“Faggot bisexual cunt!” was how I was saluted when I exited the train in Sydney‘s CBD for the 31st New Mardi Gras. I was gobsmacked. Not because I was being insulted on the one day of the year it’s supposed to be ok to be flamboyantly gay, (clearly not), but because never had such a whirlwind of terms I adore been used against me with such aggressive force. I laughed. He wasn’t wrong.

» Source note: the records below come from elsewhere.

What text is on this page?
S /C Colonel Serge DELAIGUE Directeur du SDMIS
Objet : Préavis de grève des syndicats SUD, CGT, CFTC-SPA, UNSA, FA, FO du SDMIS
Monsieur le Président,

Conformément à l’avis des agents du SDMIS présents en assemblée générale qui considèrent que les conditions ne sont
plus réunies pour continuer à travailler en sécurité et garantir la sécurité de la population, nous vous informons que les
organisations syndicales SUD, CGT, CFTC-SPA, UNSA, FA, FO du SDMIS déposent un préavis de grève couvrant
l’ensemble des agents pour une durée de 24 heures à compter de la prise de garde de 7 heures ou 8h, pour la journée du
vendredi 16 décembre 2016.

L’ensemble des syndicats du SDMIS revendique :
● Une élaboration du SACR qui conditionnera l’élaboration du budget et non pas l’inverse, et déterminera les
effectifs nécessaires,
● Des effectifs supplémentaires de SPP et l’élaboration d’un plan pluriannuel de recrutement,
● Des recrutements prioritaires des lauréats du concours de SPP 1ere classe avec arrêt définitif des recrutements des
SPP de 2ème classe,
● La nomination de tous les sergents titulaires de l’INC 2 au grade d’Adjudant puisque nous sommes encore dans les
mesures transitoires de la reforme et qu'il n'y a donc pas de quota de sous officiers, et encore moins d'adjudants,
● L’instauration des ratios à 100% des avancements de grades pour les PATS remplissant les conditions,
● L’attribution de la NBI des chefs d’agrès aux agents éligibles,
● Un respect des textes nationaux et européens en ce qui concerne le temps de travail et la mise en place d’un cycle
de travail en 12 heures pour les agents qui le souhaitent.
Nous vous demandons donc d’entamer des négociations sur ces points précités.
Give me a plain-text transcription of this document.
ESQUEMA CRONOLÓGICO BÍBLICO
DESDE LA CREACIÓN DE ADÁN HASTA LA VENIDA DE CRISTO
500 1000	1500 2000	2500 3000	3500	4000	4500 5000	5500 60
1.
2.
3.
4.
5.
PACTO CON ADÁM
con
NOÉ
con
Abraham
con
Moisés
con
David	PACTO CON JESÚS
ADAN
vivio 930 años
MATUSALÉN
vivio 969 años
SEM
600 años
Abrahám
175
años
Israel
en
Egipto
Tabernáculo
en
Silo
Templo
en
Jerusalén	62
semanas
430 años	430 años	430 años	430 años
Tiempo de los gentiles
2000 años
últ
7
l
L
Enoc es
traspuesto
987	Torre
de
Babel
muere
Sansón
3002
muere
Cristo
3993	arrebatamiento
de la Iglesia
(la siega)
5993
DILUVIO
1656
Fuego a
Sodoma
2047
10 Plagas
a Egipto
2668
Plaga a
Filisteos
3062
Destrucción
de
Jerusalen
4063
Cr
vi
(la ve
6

I was in for a long night.
I’ve never been in the parade. For a long time I’ve been disconcerted and troubled by spectacle. I am highly aware of its political uses (as mass distraction, especially fascist), which disables me from ever ‘enjoying the moment’ in a crowd. However, I realised that my discomfort has more to do with the fact that I’m a spectacle every day everywhere I go. My friends and I joke about being a gay pride parade. But we are. Every day. And I feel like if I enact that spectacle in a parade, then I legitimate all the things I think are illegitimate every other day.
Mardi Gras is important, absolutely. We have cause to celebrate, and reason to remember to keep fighting: a lot hasn’t changed on the other side of the fence.
Here are some of the other encounters I had at this year’s Mardi Gras in Sydney:
l >while sitting by myself at the end of the parade, tears running the make-up down the sides of my face, a lovely gentleman gave me a plastic rose.
l 3 guys in a taxi stop at the lights while we’re waiting for the bus and scream at my friend and I: it blurs in my memory – ‘fucking transsexuals’ was there ‘what are ya?’ There’s one empty lane between us and the cars aren’t moving. We stand there as they abuse us for almost 2 minutes. I march over to the car and the guy in the front quickly pulls up his window. The guy in the back doesn’t bother and as I reach into the cab, he grabs me and the guy on the other side gets out ‘Are we ok?’ are the words he uses but what he says is ‘Are you going to fuck off now?’ I walk back to the bus shelter and he gets back in the cab. They don’t stop shouting as the cab moves away. My friend yells at me for my violence. ‘It’s fine that it makes you uncomfortable,’ I say, ‘And I’m sorry. But being yelled at and not responding I can’t abide right now. And I had no words.’
Best of luck out there,
Gay and lesbian historicism has all too often used gender transgressive individuals to create gay history, yet argued that gender transgression is not in and of itself important, instead assuming that gender transgressive behaviour and cross-gender positioning were taken up for the specific purpose of engaging in a homosexual partnership or ‘lifestyle’, excluding the possibility that gender transgression was engaged in for more complex reasons.
This is political work. To show that homosexuality has existed in all times and places and, in certain times and places, has been socially accepted, even revered, gay historians argue for social tolerance and acceptance of homosexuality (fair enough). However the way such histories have been written is to privilege homosexuality at the expense of transgenderism.
Pat Califia explains: It does not further our understanding of human sexuality to press for recognition of homosexuality throughout history at the expense of recognizing other sexual minorities. The history of their oppression is as valid as our own, and if gay male and lesbian scholars deny that history, we are as guilty of censorship and prejudice as any straight anthropologist who chooses not to report homosexual activity.
Such gay historicism was (and is) a part of the gay liberationist project, which sought to separate sex, gender and sexuality, in defiance of the early sexologists’ assertion that gender inversion was a manifestations of same sex desire. Here, the contradictory tensions of gay historicism are revealed: on the one hand it seeks to escape the equation of homosexuality with gender inversion, and on the other it needs to use stories of heroes from the past who had just such an embodiment. Perhaps gay historians hope by locating homosexual gender inverts in the past, they can keep them there. However, in arguing that sexuality is not necessarily linked to gender inversion, gay historians have gone too far by removing the importance of gender transgression all together, thereby dislocating historical links between gender and sexuality, the effect of which is to render impossible a transgender history.
Writing a transgender history that does not exclude homosexuality, such as that of Leslie Feinberg in Transgender Warriors, is crucial work that still needs to be done. Historical figures cannot simply be ‘taken back’ and named ‘transgender’. Histories need to be constructed that acknowledge that these people were, and are, important because they were different: different because they had same sex desire and engaged in same sex relationships and different because they transgressed the expectations of their sex.